I had also discussed ideas with another academic, called Paula Serafini , who is no longer on the project, and together we  used the small amount of seed money we had to spend time together and devise /offer  a closed workshop (with potential community leaders and partners)  and a public event to test out the concept of the work (the sketch below was a rendering of what it could be, but this has change since), to see what the problematics of the project might be and look more closely at the way we each addressed the themes. The event was called Through A Wall : the role of the artist , academic and activist in addressing belief and conflict.

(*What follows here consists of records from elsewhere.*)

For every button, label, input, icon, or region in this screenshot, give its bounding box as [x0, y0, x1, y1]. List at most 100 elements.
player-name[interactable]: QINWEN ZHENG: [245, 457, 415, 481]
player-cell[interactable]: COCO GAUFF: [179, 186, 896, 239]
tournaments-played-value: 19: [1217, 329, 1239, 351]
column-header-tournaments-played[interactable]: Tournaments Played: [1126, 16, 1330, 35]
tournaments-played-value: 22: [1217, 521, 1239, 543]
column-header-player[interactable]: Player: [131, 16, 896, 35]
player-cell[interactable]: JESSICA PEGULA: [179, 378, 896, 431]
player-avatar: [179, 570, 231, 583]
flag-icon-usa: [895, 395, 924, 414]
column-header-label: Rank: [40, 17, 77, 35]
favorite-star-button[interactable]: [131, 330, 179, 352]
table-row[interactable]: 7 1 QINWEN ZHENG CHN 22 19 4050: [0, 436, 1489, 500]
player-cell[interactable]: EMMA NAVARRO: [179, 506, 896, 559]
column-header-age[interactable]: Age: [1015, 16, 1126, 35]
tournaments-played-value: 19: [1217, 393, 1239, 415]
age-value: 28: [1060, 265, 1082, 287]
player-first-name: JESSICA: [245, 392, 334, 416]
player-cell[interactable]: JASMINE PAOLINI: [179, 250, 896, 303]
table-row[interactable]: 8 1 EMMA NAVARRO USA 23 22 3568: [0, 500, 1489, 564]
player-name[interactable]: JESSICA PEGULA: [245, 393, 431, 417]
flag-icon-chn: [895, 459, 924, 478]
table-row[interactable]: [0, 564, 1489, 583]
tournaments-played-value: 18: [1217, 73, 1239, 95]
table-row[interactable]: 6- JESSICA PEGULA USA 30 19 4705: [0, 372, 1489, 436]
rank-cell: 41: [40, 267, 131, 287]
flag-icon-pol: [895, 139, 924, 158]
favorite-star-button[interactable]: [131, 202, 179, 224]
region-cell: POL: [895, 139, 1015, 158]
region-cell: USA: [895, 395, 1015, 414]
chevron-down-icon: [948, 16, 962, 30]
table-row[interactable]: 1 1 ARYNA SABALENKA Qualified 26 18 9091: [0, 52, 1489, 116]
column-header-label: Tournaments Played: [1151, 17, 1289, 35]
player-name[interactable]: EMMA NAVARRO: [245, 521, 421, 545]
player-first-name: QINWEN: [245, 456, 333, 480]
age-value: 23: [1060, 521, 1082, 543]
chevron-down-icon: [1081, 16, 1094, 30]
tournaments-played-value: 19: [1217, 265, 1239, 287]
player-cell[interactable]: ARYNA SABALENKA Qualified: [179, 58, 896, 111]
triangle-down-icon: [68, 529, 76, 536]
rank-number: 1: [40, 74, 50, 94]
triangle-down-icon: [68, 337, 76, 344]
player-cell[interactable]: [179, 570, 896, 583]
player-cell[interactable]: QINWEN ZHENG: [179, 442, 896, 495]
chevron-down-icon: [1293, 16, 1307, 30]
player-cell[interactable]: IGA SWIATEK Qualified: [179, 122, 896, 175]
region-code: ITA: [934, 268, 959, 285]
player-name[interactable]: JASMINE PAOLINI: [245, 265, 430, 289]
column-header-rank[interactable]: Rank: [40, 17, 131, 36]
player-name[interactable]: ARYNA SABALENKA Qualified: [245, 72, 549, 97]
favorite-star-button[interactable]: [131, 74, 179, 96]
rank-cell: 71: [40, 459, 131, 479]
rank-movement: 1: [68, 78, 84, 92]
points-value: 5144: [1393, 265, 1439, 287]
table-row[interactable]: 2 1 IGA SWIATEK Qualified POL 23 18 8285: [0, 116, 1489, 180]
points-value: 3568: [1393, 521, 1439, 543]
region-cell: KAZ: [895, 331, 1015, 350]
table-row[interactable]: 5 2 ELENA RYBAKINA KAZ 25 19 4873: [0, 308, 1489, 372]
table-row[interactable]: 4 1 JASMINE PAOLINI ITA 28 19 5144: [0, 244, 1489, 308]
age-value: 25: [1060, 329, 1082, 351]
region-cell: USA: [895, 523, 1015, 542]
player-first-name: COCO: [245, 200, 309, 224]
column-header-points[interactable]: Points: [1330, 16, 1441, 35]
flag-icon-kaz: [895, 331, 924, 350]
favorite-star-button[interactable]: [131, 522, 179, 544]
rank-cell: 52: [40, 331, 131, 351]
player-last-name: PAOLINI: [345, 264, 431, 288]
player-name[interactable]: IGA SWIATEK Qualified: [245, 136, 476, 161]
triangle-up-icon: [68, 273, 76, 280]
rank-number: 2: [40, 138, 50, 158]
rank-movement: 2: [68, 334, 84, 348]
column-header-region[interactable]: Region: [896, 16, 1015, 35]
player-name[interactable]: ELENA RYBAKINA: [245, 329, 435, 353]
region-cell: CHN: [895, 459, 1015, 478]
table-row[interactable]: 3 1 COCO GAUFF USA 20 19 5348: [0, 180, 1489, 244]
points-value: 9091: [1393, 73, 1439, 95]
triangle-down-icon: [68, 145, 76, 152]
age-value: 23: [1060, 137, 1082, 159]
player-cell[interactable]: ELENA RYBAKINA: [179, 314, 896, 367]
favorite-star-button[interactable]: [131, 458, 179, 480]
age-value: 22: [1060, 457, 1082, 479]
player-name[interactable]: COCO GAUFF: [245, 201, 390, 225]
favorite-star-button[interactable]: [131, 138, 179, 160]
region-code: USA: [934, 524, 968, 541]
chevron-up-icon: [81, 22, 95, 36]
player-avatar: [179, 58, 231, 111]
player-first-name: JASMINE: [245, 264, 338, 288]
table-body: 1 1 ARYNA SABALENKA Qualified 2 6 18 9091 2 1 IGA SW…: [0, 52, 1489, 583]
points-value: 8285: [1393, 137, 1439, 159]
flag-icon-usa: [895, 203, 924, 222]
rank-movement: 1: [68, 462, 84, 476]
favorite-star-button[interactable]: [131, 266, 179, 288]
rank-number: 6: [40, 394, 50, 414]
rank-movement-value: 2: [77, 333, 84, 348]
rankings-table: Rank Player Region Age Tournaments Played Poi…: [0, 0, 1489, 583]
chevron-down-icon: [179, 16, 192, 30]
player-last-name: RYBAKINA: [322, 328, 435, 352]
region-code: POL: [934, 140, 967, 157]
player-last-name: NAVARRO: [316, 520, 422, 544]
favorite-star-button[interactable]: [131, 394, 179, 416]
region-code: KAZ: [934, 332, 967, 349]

I’ll publish the writing  I presented/performed and what developed  in response to the responses we got or link it on this blog soon – I’m currently editing a version of it to go on the next stage of my Library Shelf for Akerman Daly which has just gone live. This is an online project  connected to a touring show I have some of my sculptural work in called Tall Tales (currently in London) –  more on that later when the full show opens in a couple of weeks, as there are some connections to be made between this and that project, embodied in my work straddling digital, written and textile culture.

The other collaborator is theatre practitioner Maria Pattinson, (who I invited on board last summer) and I have been looking at the more internal, psychological aspects of the project and how these could be explored using live, body and object based processes in groups and this is feeding into my current individual explorations at Blast Theory.